Yesterday we went to Malmö in Sweden to have dinner with Olle and Luisa, which is the stuff for other legends. We went a bit earlier to do some “Swedification” of my wardrobe.

At some point we found ourselves in a tiny store, called TShirt. The guy running the store (“although it means I don’t get to design that often any more”) told us the story behind it while we were browsing the handful of shelves.

TShirt is a store and a webstore, and has been around since 2006. Artists from around the world create designs, and those are used on the shirts. The shirts that are made are available in the store for just 1 week, and then the next batch of designs comes in. Every week a new series of designs. The cotton shirts are also fair trade.

The remarks made on the process were telling for where added value is to be found in our networked world, where existing structures fail and become a barrier, and how scaling is done network-wise.

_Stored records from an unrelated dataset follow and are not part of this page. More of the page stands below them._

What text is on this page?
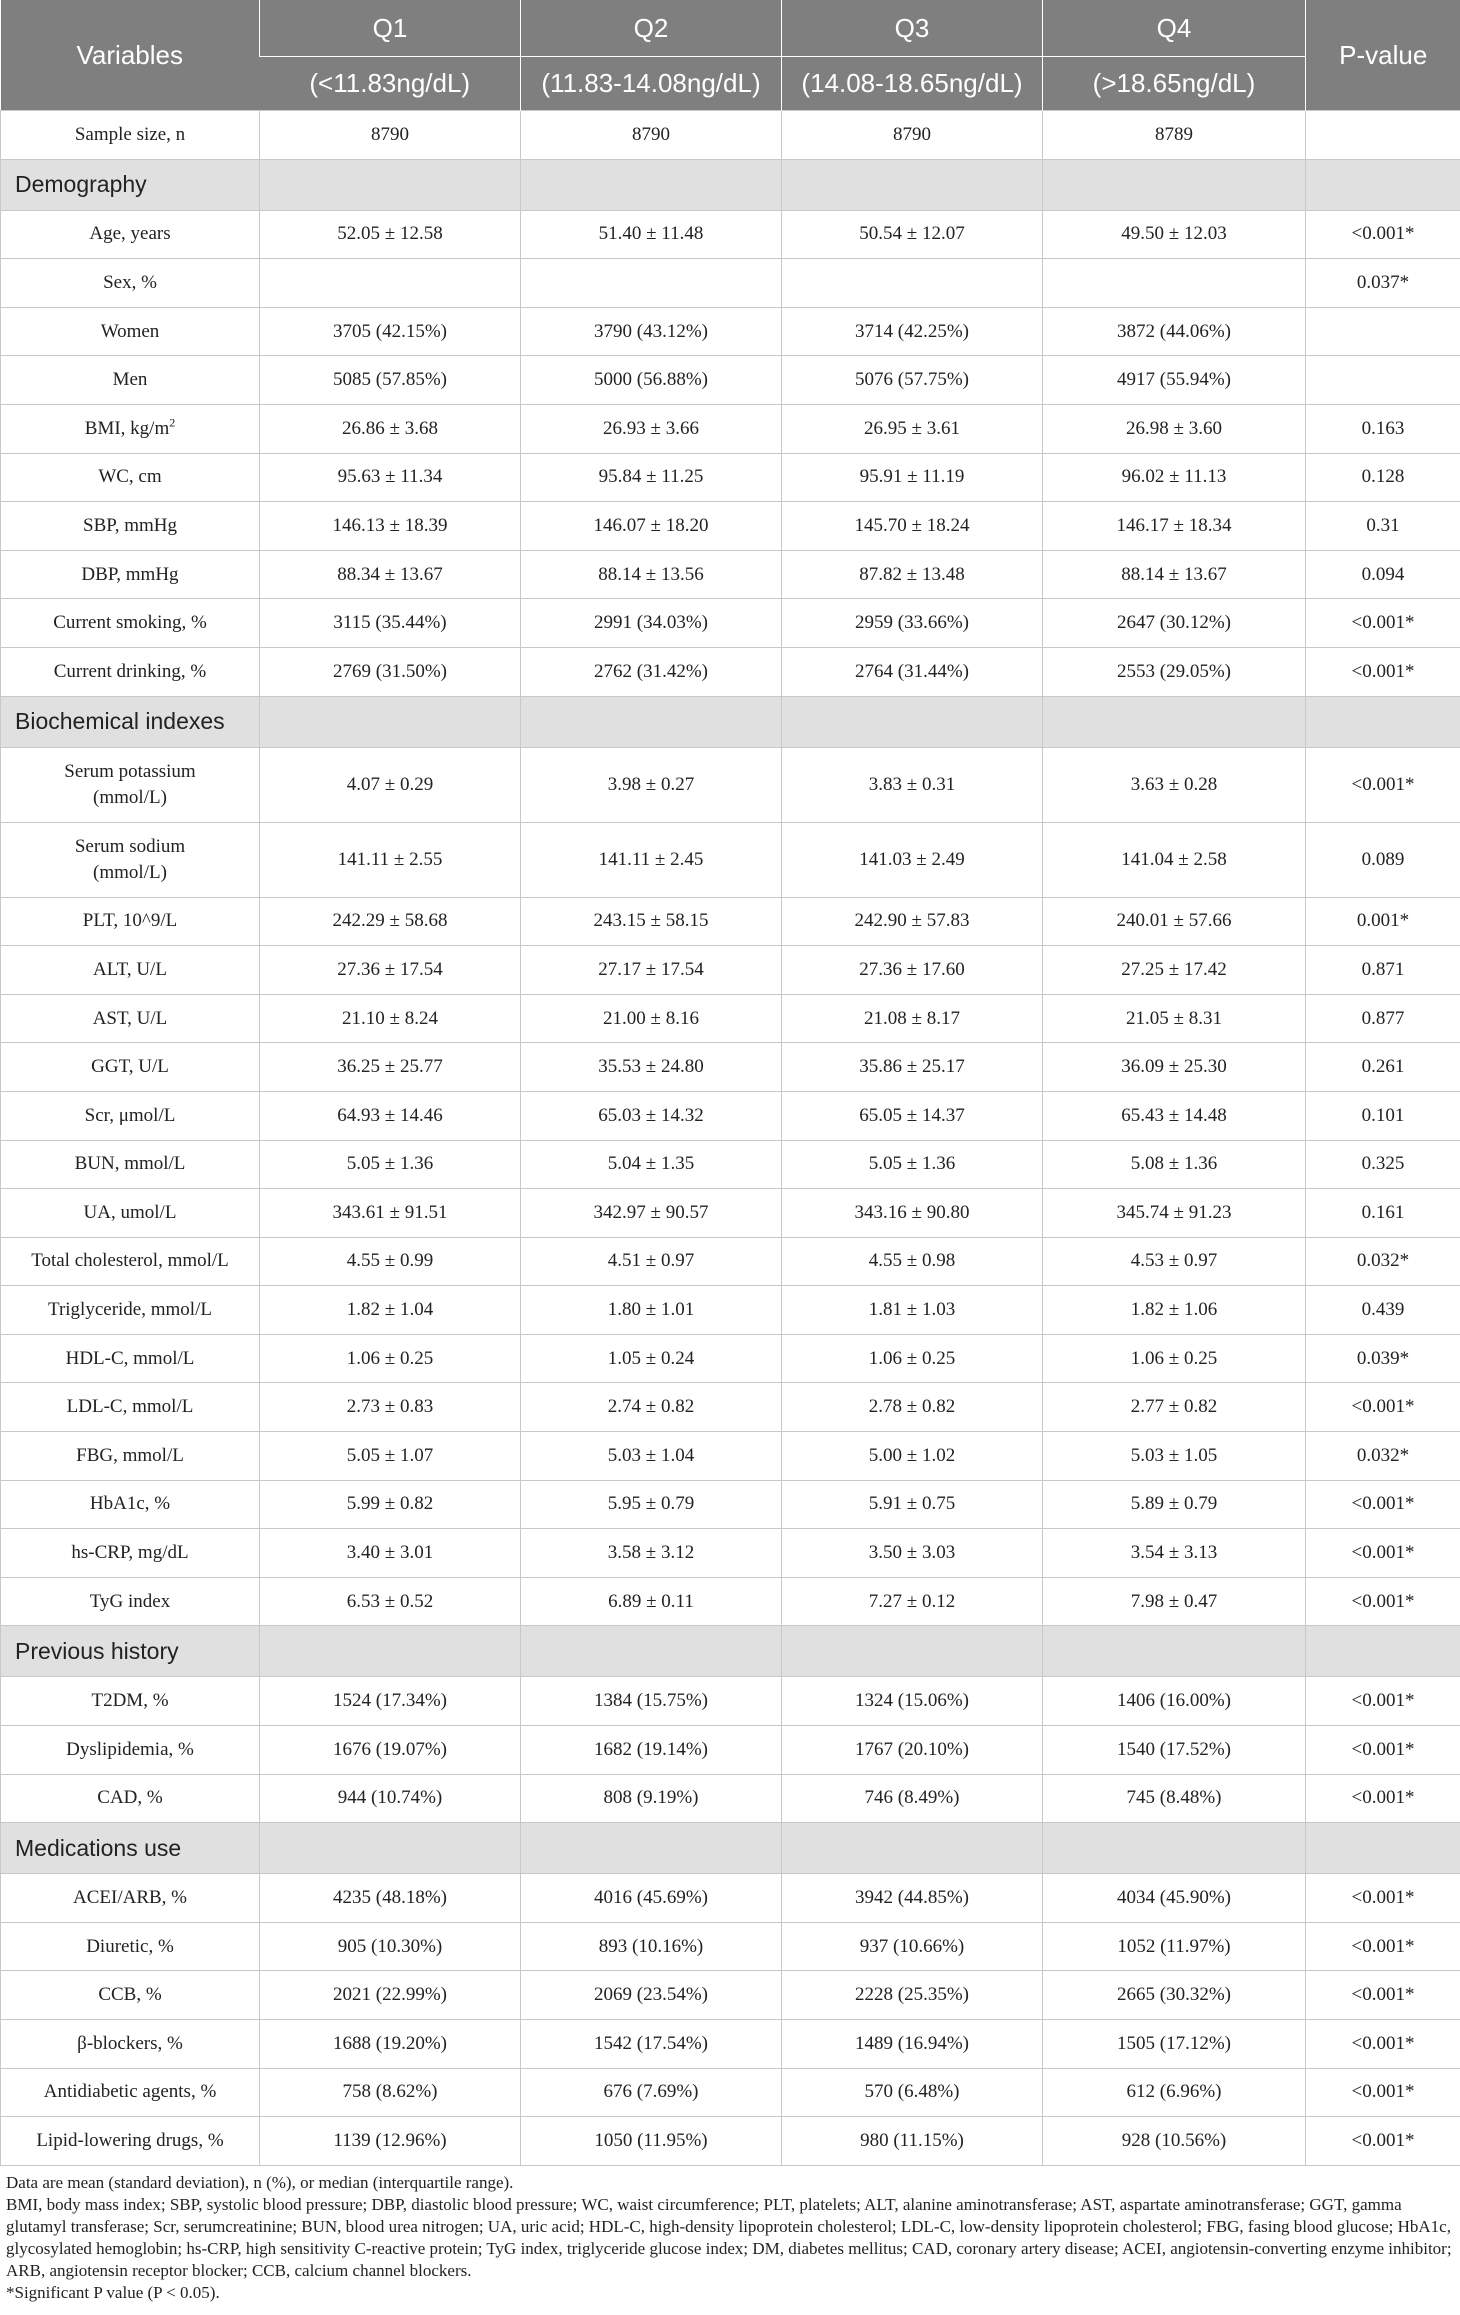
Variables	Q1	Q2	Q3	Q4	P-value
	(<11.83ng/dL)	(11.83-14.08ng/dL)	(14.08-18.65ng/dL)	(>18.65ng/dL)	
Sample size, n	8790	8790	8790	8789	
Demography					
Age, years	52.05 ± 12.58	51.40 ± 11.48	50.54 ± 12.07	49.50 ± 12.03	<0.001*
Sex, %					0.037*
Women	3705 (42.15%)	3790 (43.12%)	3714 (42.25%)	3872 (44.06%)	
Men	5085 (57.85%)	5000 (56.88%)	5076 (57.75%)	4917 (55.94%)	
BMI, $kg/m^2$	26.86 ± 3.68	26.93 ± 3.66	26.95 ± 3.61	26.98 ± 3.60	0.163
WC, cm	95.63 ± 11.34	95.84 ± 11.25	95.91 ± 11.19	96.02 ± 11.13	0.128
SBP, mmHg	146.13 ± 18.39	146.07 ± 18.20	145.70 ± 18.24	146.17 ± 18.34	0.31
DBP, mmHg	88.34 ± 13.67	88.14 ± 13.56	87.82 ± 13.48	88.14 ± 13.67	0.094
Current smoking, %	3115 (35.44%)	2991 (34.03%)	2959 (33.66%)	2647 (30.12%)	<0.001*
Current drinking, %	2769 (31.50%)	2762 (31.42%)	2764 (31.44%)	2553 (29.05%)	<0.001*
Biochemical indexes					
Serum potassium
(mmol/L)	4.07 ± 0.29	3.98 ± 0.27	3.83 ± 0.31	3.63 ± 0.28	<0.001*
Serum sodium
(mmol/L)	141.11 ± 2.55	141.11 ± 2.45	141.03 ± 2.49	141.04 ± 2.58	0.089
PLT, 10^9/L	242.29 ± 58.68	243.15 ± 58.15	242.90 ± 57.83	240.01 ± 57.66	0.001*
ALT, U/L	27.36 ± 17.54	27.17 ± 17.54	27.36 ± 17.60	27.25 ± 17.42	0.871
AST, U/L	21.10 ± 8.24	21.00 ± 8.16	21.08 ± 8.17	21.05 ± 8.31	0.877
GGT, U/L	36.25 ± 25.77	35.53 ± 24.80	35.86 ± 25.17	36.09 ± 25.30	0.261
Scr, μmol/L	64.93 ± 14.46	65.03 ± 14.32	65.05 ± 14.37	65.43 ± 14.48	0.101
BUN, mmol/L	5.05 ± 1.36	5.04 ± 1.35	5.05 ± 1.36	5.08 ± 1.36	0.325
UA, umol/L	343.61 ± 91.51	342.97 ± 90.57	343.16 ± 90.80	345.74 ± 91.23	0.161
Total cholesterol, mmol/L	4.55 ± 0.99	4.51 ± 0.97	4.55 ± 0.98	4.53 ± 0.97	0.032*
Triglyceride, mmol/L	1.82 ± 1.04	1.80 ± 1.01	1.81 ± 1.03	1.82 ± 1.06	0.439
HDL-C, mmol/L	1.06 ± 0.25	1.05 ± 0.24	1.06 ± 0.25	1.06 ± 0.25	0.039*
LDL-C, mmol/L	2.73 ± 0.83	2.74 ± 0.82	2.78 ± 0.82	2.77 ± 0.82	<0.001*
FBG, mmol/L	5.05 ± 1.07	5.03 ± 1.04	5.00 ± 1.02	5.03 ± 1.05	0.032*
HbA1c, %	5.99 ± 0.82	5.95 ± 0.79	5.91 ± 0.75	5.89 ± 0.79	<0.001*
hs-CRP, mg/dL	3.40 ± 3.01	3.58 ± 3.12	3.50 ± 3.03	3.54 ± 3.13	<0.001*
TyG index	6.53 ± 0.52	6.89 ± 0.11	7.27 ± 0.12	7.98 ± 0.47	<0.001*
Previous history					
T2DM, %	1524 (17.34%)	1384 (15.75%)	1324 (15.06%)	1406 (16.00%)	<0.001*
Dyslipidemia, %	1676 (19.07%)	1682 (19.14%)	1767 (20.10%)	1540 (17.52%)	<0.001*
CAD, %	944 (10.74%)	808 (9.19%)	746 (8.49%)	745 (8.48%)	<0.001*
Medications use					
ACEI/ARB, %	4235 (48.18%)	4016 (45.69%)	3942 (44.85%)	4034 (45.90%)	<0.001*
Diuretic, %	905 (10.30%)	893 (10.16%)	937 (10.66%)	1052 (11.97%)	<0.001*
CCB, %	2021 (22.99%)	2069 (23.54%)	2228 (25.35%)	2665 (30.32%)	<0.001*
β-blockers, %	1688 (19.20%)	1542 (17.54%)	1489 (16.94%)	1505 (17.12%)	<0.001*
Antidiabetic agents, %	758 (8.62%)	676 (7.69%)	570 (6.48%)	612 (6.96%)	<0.001*
Lipid-lowering drugs, %	1139 (12.96%)	1050 (11.95%)	980 (11.15%)	928 (10.56%)	<0.001*

Data are mean (standard deviation), n (%), or median (interquartile range).

BMI, body mass index; SBP, systolic blood pressure; DBP, diastolic blood pressure; WC, waist circumference; PLT, platelets; ALT, alanine aminotransferase; AST, aspartate aminotransferase; GGT, gamma glutamyl transferase; Scr, serumcreatinine; BUN, blood urea nitrogen; UA, uric acid; HDL-C, high-density lipoprotein cholesterol; LDL-C, low-density lipoprotein cholesterol; FBG, fasing blood glucose; HbA1c, glycosylated hemoglobin; hs-CRP, high sensitivity C-reactive protein; TyG index, triglyceride glucose index; DM, diabetes mellitus; CAD, coronary artery disease; ACEI, angiotensin-converting enzyme inhibitor; ARB, angiotensin receptor blocker; CCB, calcium channel blockers.

*Significant P value (P < 0.05).
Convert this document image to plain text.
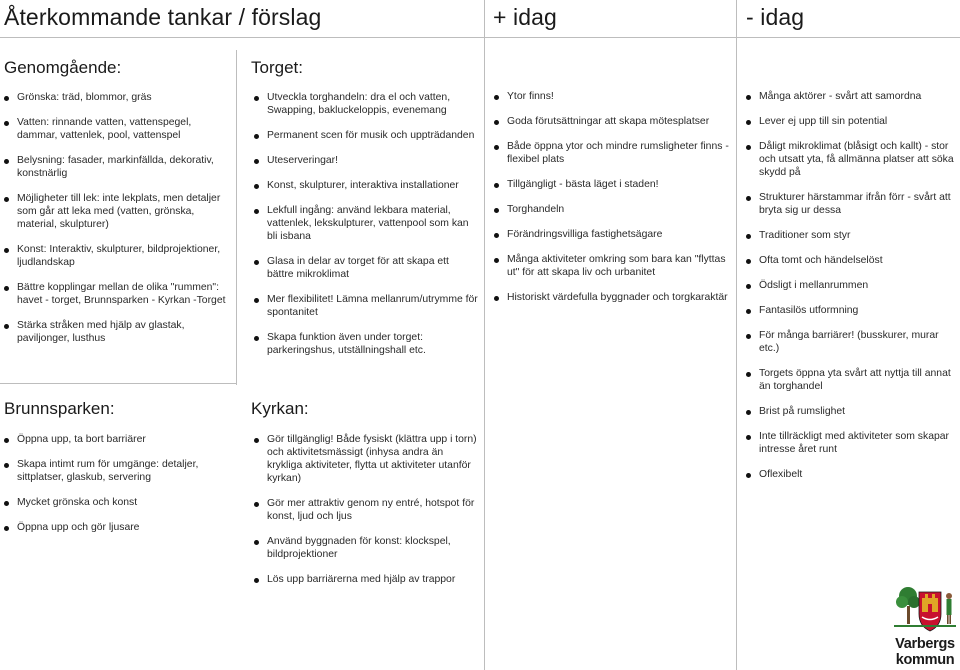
Återkommande tankar / förslag	+ idag	- idag
Genomgående:	Torget:
Brunnsparken:	Kyrkan:
Grönska: träd, blommor, gräs
Vatten: rinnande vatten, vattenspegel, dammar, vattenlek, pool, vattenspel
Belysning: fasader, markinfällda, dekorativ, konstnärlig
Möjligheter till lek: inte lekplats, men detaljer som går att leka med (vatten, grönska, material, skulpturer)
Konst: Interaktiv, skulpturer, bildprojektioner, ljudlandskap
Bättre kopplingar mellan de olika "rummen": havet - torget, Brunnsparken - Kyrkan -Torget
Stärka stråken med hjälp av glastak, paviljonger, lusthus
Utveckla torghandeln: dra el och vatten, Swapping, bakluckeloppis, evenemang
Permanent scen för musik och uppträdanden
Uteserveringar!
Konst, skulpturer, interaktiva installationer
Lekfull ingång: använd lekbara material, vattenlek, lekskulpturer, vattenpool som kan bli isbana
Glasa in delar av torget för att skapa ett bättre mikroklimat
Mer flexibilitet! Lämna mellanrum/utrymme för spontanitet
Skapa funktion även under torget: parkeringshus, utställningshall etc.
Öppna upp, ta bort barriärer
Skapa intimt rum för umgänge: detaljer, sittplatser, glaskub, servering
Mycket grönska och konst
Öppna upp och gör ljusare
Gör tillgänglig! Både fysiskt (klättra upp i torn) och aktivitetsmässigt (inhysa andra än krykliga aktiviteter, flytta ut aktiviteter utanför kyrkan)
Gör mer attraktiv genom ny entré, hotspot för konst, ljud och ljus
Använd byggnaden för konst: klockspel, bildprojektioner
Lös upp barriärerna med hjälp av trappor
Ytor finns!
Goda förutsättningar att skapa mötesplatser
Både öppna ytor och mindre rumsligheter finns - flexibel plats
Tillgängligt - bästa läget i staden!
Torghandeln
Förändringsvilliga fastighetsägare
Många aktiviteter omkring som bara kan "flyttas ut" för att skapa liv och urbanitet
Historiskt värdefulla byggnader och torgkaraktär
Många aktörer - svårt att samordna
Lever ej upp till sin potential
Dåligt mikroklimat (blåsigt och kallt) - stor och utsatt yta, få allmänna platser att söka skydd på
Strukturer härstammar ifrån förr - svårt att bryta sig ur dessa
Traditioner som styr
Ofta tomt och händelselöst
Ödsligt i mellanrummen
Fantasilös utformning
För många barriärer! (busskurer, murar etc.)
Torgets öppna yta svårt att nyttja till annat än torghandel
Brist på rumslighet
Inte tillräckligt med aktiviteter som skapar intresse året runt
Oflexibelt
Varbergs
kommun
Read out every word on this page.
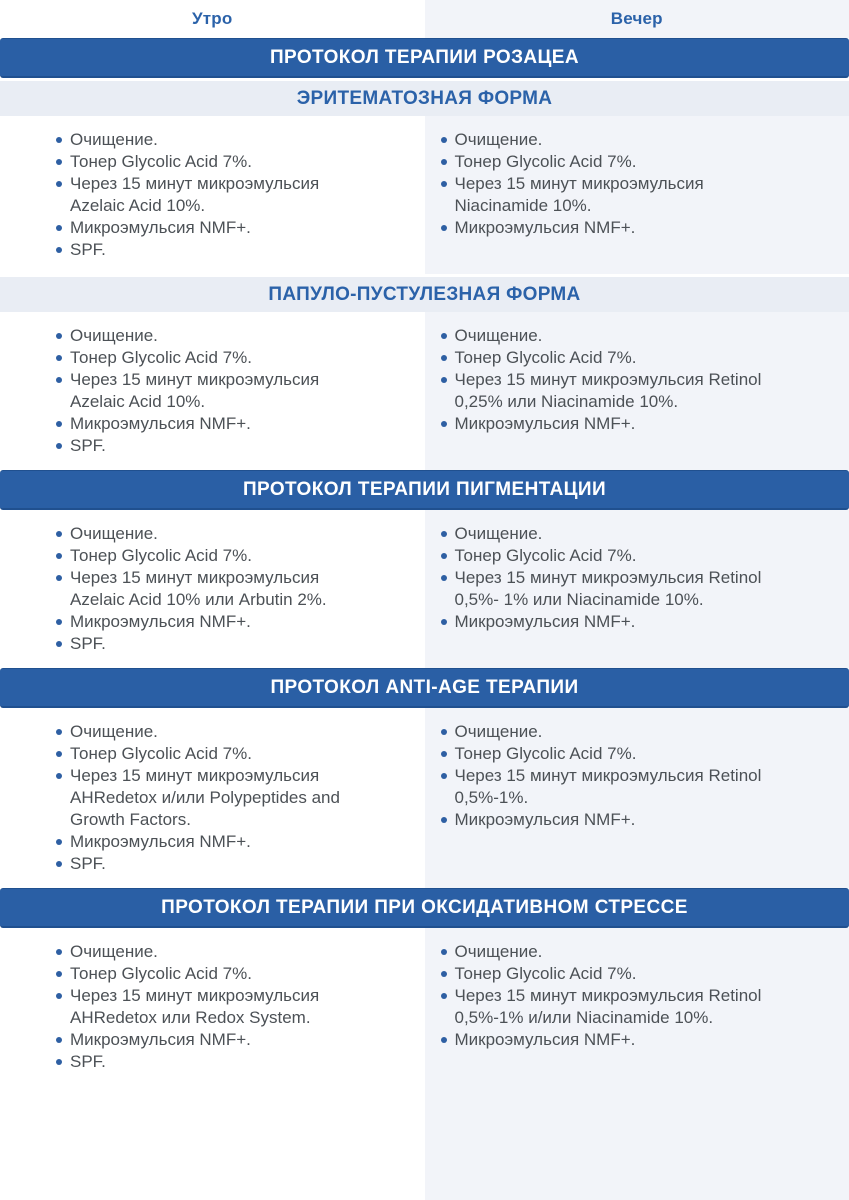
Утро	Вечер
ПРОТОКОЛ ТЕРАПИИ РОЗАЦЕА
ЭРИТЕМАТОЗНАЯ ФОРМА
Очищение.
Тонер Glycolic Acid 7%.
Через 15 минут микроэмульсия Azelaic Acid 10%.
Микроэмульсия NMF+.
SPF.
Очищение.
Тонер Glycolic Acid 7%.
Через 15 минут микроэмульсия Niacinamide 10%.
Микроэмульсия NMF+.
ПАПУЛО-ПУСТУЛЕЗНАЯ ФОРМА
Очищение.
Тонер Glycolic Acid 7%.
Через 15 минут микроэмульсия Azelaic Acid 10%.
Микроэмульсия NMF+.
SPF.
Очищение.
Тонер Glycolic Acid 7%.
Через 15 минут микроэмульсия Retinol 0,25% или Niacinamide 10%.
Микроэмульсия NMF+.
ПРОТОКОЛ ТЕРАПИИ ПИГМЕНТАЦИИ
Очищение.
Тонер Glycolic Acid 7%.
Через 15 минут микроэмульсия Azelaic Acid 10% или Arbutin 2%.
Микроэмульсия NMF+.
SPF.
Очищение.
Тонер Glycolic Acid 7%.
Через 15 минут микроэмульсия Retinol 0,5%- 1% или Niacinamide 10%.
Микроэмульсия NMF+.
ПРОТОКОЛ ANTI-AGE ТЕРАПИИ
Очищение.
Тонер Glycolic Acid 7%.
Через 15 минут микроэмульсия AHRedetox и/или Polypeptides and Growth Factors.
Микроэмульсия NMF+.
SPF.
Очищение.
Тонер Glycolic Acid 7%.
Через 15 минут микроэмульсия Retinol 0,5%-1%.
Микроэмульсия NMF+.
ПРОТОКОЛ ТЕРАПИИ ПРИ ОКСИДАТИВНОМ СТРЕССЕ
Очищение.
Тонер Glycolic Acid 7%.
Через 15 минут микроэмульсия AHRedetox или Redox System.
Микроэмульсия NMF+.
SPF.
Очищение.
Тонер Glycolic Acid 7%.
Через 15 минут микроэмульсия Retinol 0,5%-1% и/или Niacinamide 10%.
Микроэмульсия NMF+.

1) Originally the shirts were printed at a large company in Turkey. “We were only a small customer for them”, and there regularly were delays. This did not work well at all with the weekly rhythm of replacing the designs. A week delay means an empty shop. So they switched to a smaller Swedish printer “where we are a much more significant customer”.

2) Artists from around the world can contribute designs to make the shirts, providing them with a stage for their work, and building a high trust network.

3) Getting the Fair Trade label took a very long time: “They are simply not set-up to handle companies like us”, as they are used to much bigger outfits that can handle and work well with the bureaucracy involved in getting the Fair Trade certification.

The two shirts I picked, are ‘Beast‘ by Marcus Pettersson (S) and ‘Streetdreams‘ by Rakesh Makwama (UK)

I left with two shirts for 500 SEK (just under 60 Euro), and a story. The shirts are great, the story to me much more significant.